South Asia News
Petraeus apologizes for deaths of nine Afghan children (Roundup)
Mar 2, 2011, 14:26 GMT
Kabul - The top commander of NATO-led troops in Afghanistan US General David Petraeus apologized on Wednesday for the deaths of nine children killed in an alliance airstrike in the south-east of the country.
'We are deeply sorry for this tragedy and apologize to the members of the Afghan government, the people of Afghanistan and most importantly, the surviving family members of those killed by our actions,' Petraeus said in a statement issued by his office.
'These deaths should have never happened and I will personally apologize to President (Hamid) Karzai,' the commander of International Security Assistance Force (ISAF) said.
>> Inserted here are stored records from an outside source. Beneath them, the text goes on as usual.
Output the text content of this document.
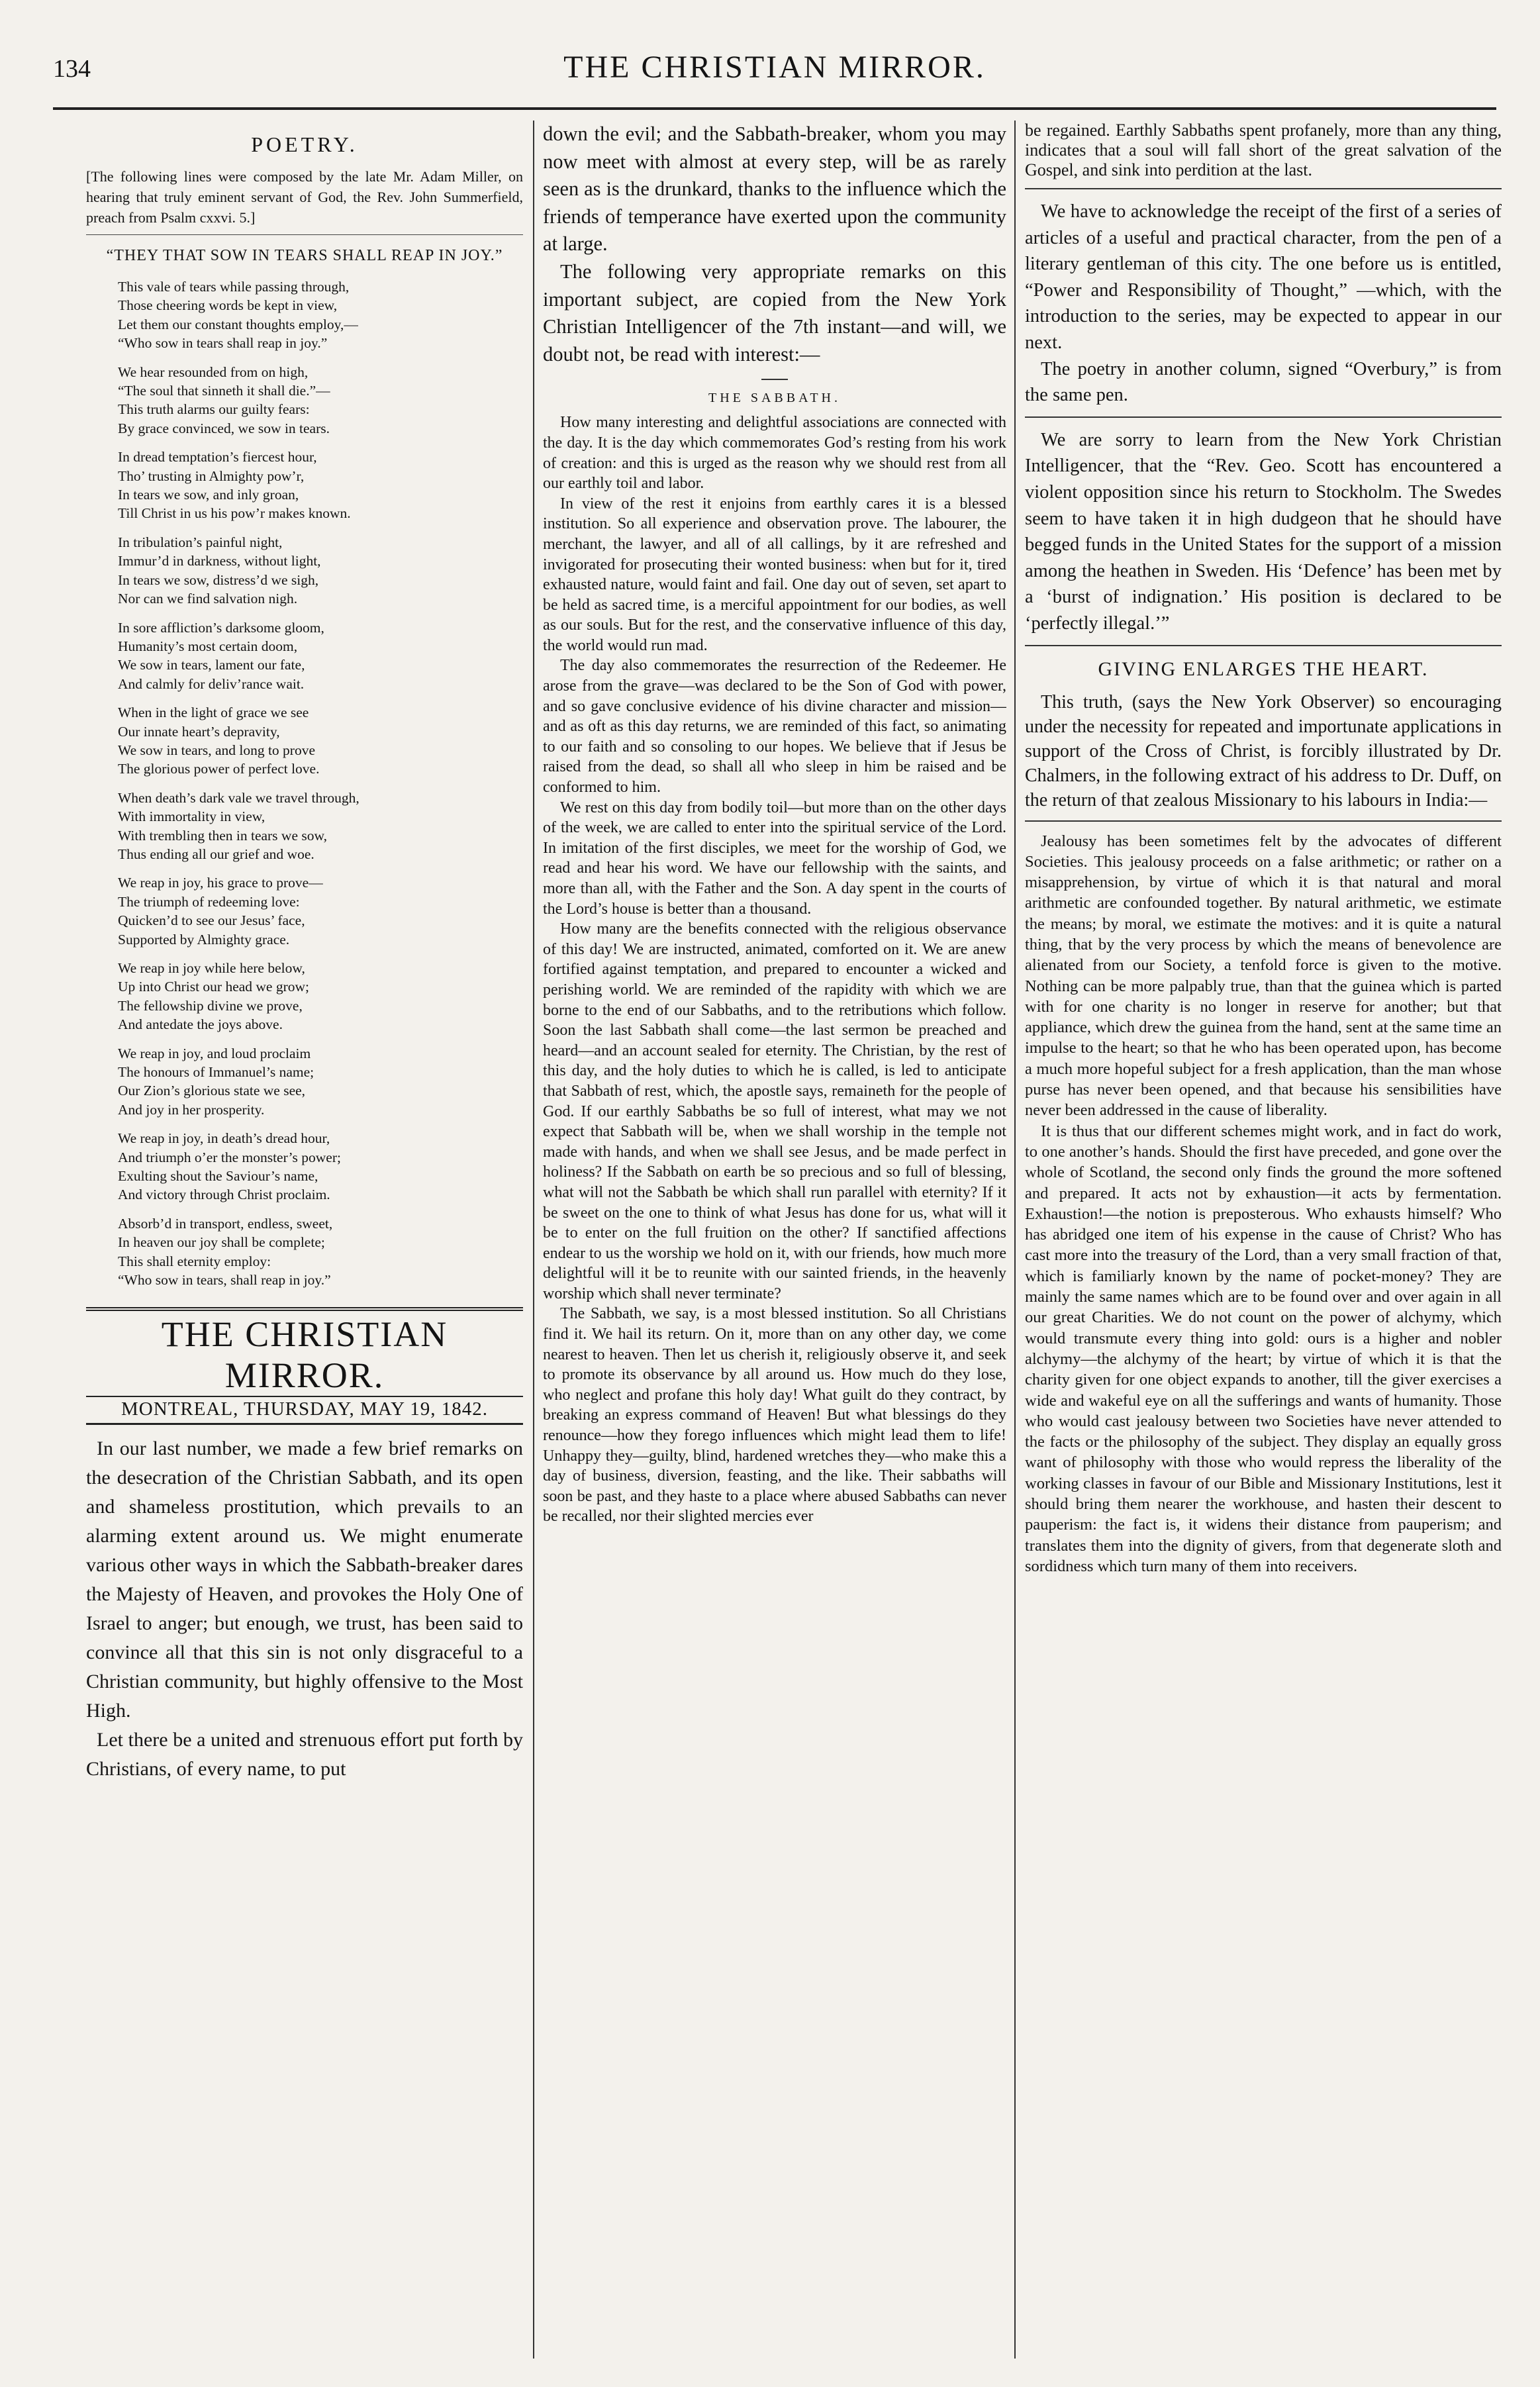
134	THE CHRISTIAN MIRROR.
POETRY.

[The following lines were composed by the late Mr. Adam Miller, on hearing that truly eminent servant of God, the Rev. John Summerfield, preach from Psalm cxxvi. 5.]

“THEY THAT SOW IN TEARS SHALL REAP IN JOY.”
This vale of tears while passing through,
Those cheering words be kept in view,
Let them our constant thoughts employ,—
“Who sow in tears shall reap in joy.”
We hear resounded from on high,
“The soul that sinneth it shall die.”—
This truth alarms our guilty fears:
By grace convinced, we sow in tears.
In dread temptation’s fiercest hour,
Tho’ trusting in Almighty pow’r,
In tears we sow, and inly groan,
Till Christ in us his pow’r makes known.
In tribulation’s painful night,
Immur’d in darkness, without light,
In tears we sow, distress’d we sigh,
Nor can we find salvation nigh.
In sore affliction’s darksome gloom,
Humanity’s most certain doom,
We sow in tears, lament our fate,
And calmly for deliv’rance wait.
When in the light of grace we see
Our innate heart’s depravity,
We sow in tears, and long to prove
The glorious power of perfect love.
When death’s dark vale we travel through,
With immortality in view,
With trembling then in tears we sow,
Thus ending all our grief and woe.
We reap in joy, his grace to prove—
The triumph of redeeming love:
Quicken’d to see our Jesus’ face,
Supported by Almighty grace.
We reap in joy while here below,
Up into Christ our head we grow;
The fellowship divine we prove,
And antedate the joys above.
We reap in joy, and loud proclaim
The honours of Immanuel’s name;
Our Zion’s glorious state we see,
And joy in her prosperity.
We reap in joy, in death’s dread hour,
And triumph o’er the monster’s power;
Exulting shout the Saviour’s name,
And victory through Christ proclaim.
Absorb’d in transport, endless, sweet,
In heaven our joy shall be complete;
This shall eternity employ:
“Who sow in tears, shall reap in joy.”
THE CHRISTIAN MIRROR.
MONTREAL, THURSDAY, MAY 19, 1842.

In our last number, we made a few brief remarks on the desecration of the Christian Sabbath, and its open and shameless prostitution, which prevails to an alarming extent around us. We might enumerate various other ways in which the Sabbath-breaker dares the Majesty of Heaven, and provokes the Holy One of Israel to anger; but enough, we trust, has been said to convince all that this sin is not only disgraceful to a Christian community, but highly offensive to the Most High.

Let there be a united and strenuous effort put forth by Christians, of every name, to put

down the evil; and the Sabbath-breaker, whom you may now meet with almost at every step, will be as rarely seen as is the drunkard, thanks to the influence which the friends of temperance have exerted upon the community at large.

The following very appropriate remarks on this important subject, are copied from the New York Christian Intelligencer of the 7th instant—and will, we doubt not, be read with interest:—

THE SABBATH.

How many interesting and delightful associations are connected with the day. It is the day which commemorates God’s resting from his work of creation: and this is urged as the reason why we should rest from all our earthly toil and labor.

In view of the rest it enjoins from earthly cares it is a blessed institution. So all experience and observation prove. The labourer, the merchant, the lawyer, and all of all callings, by it are refreshed and invigorated for prosecuting their wonted business: when but for it, tired exhausted nature, would faint and fail. One day out of seven, set apart to be held as sacred time, is a merciful appointment for our bodies, as well as our souls. But for the rest, and the conservative influence of this day, the world would run mad.

The day also commemorates the resurrection of the Redeemer. He arose from the grave—was declared to be the Son of God with power, and so gave conclusive evidence of his divine character and mission—and as oft as this day returns, we are reminded of this fact, so animating to our faith and so consoling to our hopes. We believe that if Jesus be raised from the dead, so shall all who sleep in him be raised and be conformed to him.

We rest on this day from bodily toil—but more than on the other days of the week, we are called to enter into the spiritual service of the Lord. In imitation of the first disciples, we meet for the worship of God, we read and hear his word. We have our fellowship with the saints, and more than all, with the Father and the Son. A day spent in the courts of the Lord’s house is better than a thousand.

How many are the benefits connected with the religious observance of this day! We are instructed, animated, comforted on it. We are anew fortified against temptation, and prepared to encounter a wicked and perishing world. We are reminded of the rapidity with which we are borne to the end of our Sabbaths, and to the retributions which follow. Soon the last Sabbath shall come—the last sermon be preached and heard—and an account sealed for eternity. The Christian, by the rest of this day, and the holy duties to which he is called, is led to anticipate that Sabbath of rest, which, the apostle says, remaineth for the people of God. If our earthly Sabbaths be so full of interest, what may we not expect that Sabbath will be, when we shall worship in the temple not made with hands, and when we shall see Jesus, and be made perfect in holiness? If the Sabbath on earth be so precious and so full of blessing, what will not the Sabbath be which shall run parallel with eternity? If it be sweet on the one to think of what Jesus has done for us, what will it be to enter on the full fruition on the other? If sanctified affections endear to us the worship we hold on it, with our friends, how much more delightful will it be to reunite with our sainted friends, in the heavenly worship which shall never terminate?

The Sabbath, we say, is a most blessed institution. So all Christians find it. We hail its return. On it, more than on any other day, we come nearest to heaven. Then let us cherish it, religiously observe it, and seek to promote its observance by all around us. How much do they lose, who neglect and profane this holy day! What guilt do they contract, by breaking an express command of Heaven! But what blessings do they renounce—how they forego influences which might lead them to life! Unhappy they—guilty, blind, hardened wretches they—who make this a day of business, diversion, feasting, and the like. Their sabbaths will soon be past, and they haste to a place where abused Sabbaths can never be recalled, nor their slighted mercies ever

be regained. Earthly Sabbaths spent profanely, more than any thing, indicates that a soul will fall short of the great salvation of the Gospel, and sink into perdition at the last.

We have to acknowledge the receipt of the first of a series of articles of a useful and practical character, from the pen of a literary gentleman of this city. The one before us is entitled, “Power and Responsibility of Thought,” —which, with the introduction to the series, may be expected to appear in our next.

The poetry in another column, signed “Overbury,” is from the same pen.

We are sorry to learn from the New York Christian Intelligencer, that the “Rev. Geo. Scott has encountered a violent opposition since his return to Stockholm. The Swedes seem to have taken it in high dudgeon that he should have begged funds in the United States for the support of a mission among the heathen in Sweden. His ‘Defence’ has been met by a ‘burst of indignation.’ His position is declared to be ‘perfectly illegal.’”

GIVING ENLARGES THE HEART.

This truth, (says the New York Observer) so encouraging under the necessity for repeated and importunate applications in support of the Cross of Christ, is forcibly illustrated by Dr. Chalmers, in the following extract of his address to Dr. Duff, on the return of that zealous Missionary to his labours in India:—

Jealousy has been sometimes felt by the advocates of different Societies. This jealousy proceeds on a false arithmetic; or rather on a misapprehension, by virtue of which it is that natural and moral arithmetic are confounded together. By natural arithmetic, we estimate the means; by moral, we estimate the motives: and it is quite a natural thing, that by the very process by which the means of benevolence are alienated from our Society, a tenfold force is given to the motive. Nothing can be more palpably true, than that the guinea which is parted with for one charity is no longer in reserve for another; but that appliance, which drew the guinea from the hand, sent at the same time an impulse to the heart; so that he who has been operated upon, has become a much more hopeful subject for a fresh application, than the man whose purse has never been opened, and that because his sensibilities have never been addressed in the cause of liberality.

It is thus that our different schemes might work, and in fact do work, to one another’s hands. Should the first have preceded, and gone over the whole of Scotland, the second only finds the ground the more softened and prepared. It acts not by exhaustion—it acts by fermentation. Exhaustion!—the notion is preposterous. Who exhausts himself? Who has abridged one item of his expense in the cause of Christ? Who has cast more into the treasury of the Lord, than a very small fraction of that, which is familiarly known by the name of pocket-money? They are mainly the same names which are to be found over and over again in all our great Charities. We do not count on the power of alchymy, which would transmute every thing into gold: ours is a higher and nobler alchymy—the alchymy of the heart; by virtue of which it is that the charity given for one object expands to another, till the giver exercises a wide and wakeful eye on all the sufferings and wants of humanity. Those who would cast jealousy between two Societies have never attended to the facts or the philosophy of the subject. They display an equally gross want of philosophy with those who would repress the liberality of the working classes in favour of our Bible and Missionary Institutions, lest it should bring them nearer the workhouse, and hasten their descent to pauperism: the fact is, it widens their distance from pauperism; and translates them into the dignity of givers, from that degenerate sloth and sordidness which turn many of them into receivers.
The ISAF forces were responding to a rocket attack, which had injured a contractor inside a nearby military base, on Tuesday when they targeted the children in Manogai district of Kunar province.
'Regrettably there appears to have been an error in the hand-off between identifying the location of the insurgents and the attack helicopters that carried out subsequent operations,' an ISAF statement said.
Hundreds of Afghan villagers took to the streets in Manogai district of Kunar province on Wednesday to protest the killing of the children.
The demonstrators chanted slogans against the United States and Afghan government as they marched to the centre of the district, local resident Mohammad Anwar Ghazi said.
The protesters called on US forces stationed in the region to leave, and demanded the government bring the perpetrators to justice, he said.
District police chief Gul Rahman said that the demonstration was peaceful, and that villagers simply wanted the killing of civilians to be stopped.
President Hamid Karzai 'strongly condemned the merciless killing' in a statement issued by his office on Wednesday.
'The children, who were martyred in this NATO aerial bombing, were collecting firewood to heat their homes in this cold winter,' the president said. 'Is this the way to fight terrorism and bring stability to Afghanistan?'
Civilian casualties have become a source of friction between Karzai and his Western allies. The president has repeatedly warned that such killings sap public support for his government, and for the presence of NATO-led troops in the country.
'This event is particularly distressing given the recent direction I gave to commanders to review our tactical directive that is intended to reduce civilian casualties to the absolute minimum,' Petraeus said.
Under the new military guidance, the ISAF troops have been instructed to avoid using airstrikes in populated areas.
Regardless of the outcome of an ongoing investigation, the US general said that he had ordered all ISAF leaders and members of ISAF attack helicopter crews to be re-briefed on the tactical directive.
The commander of more than 140,000 forces said that 'ISAF accepts full responsibility for this tragedy' and would conduct a thorough investigation to find the facts surrounding the incident.
'Should the facts of the investigation warrant it, appropriate action, include disciplinary action if necessary, will be taken,' Petraeus vowed.
Tuesday's incident came less than two weeks after 65 people were killed in NATO airstrikes in Ghaziabad district of the same province of Kunar.
NATO claimed all the casualties were armed insurgents, but a team dispatched to the area by Kabul reported that the dead included around 40 children and 10 women.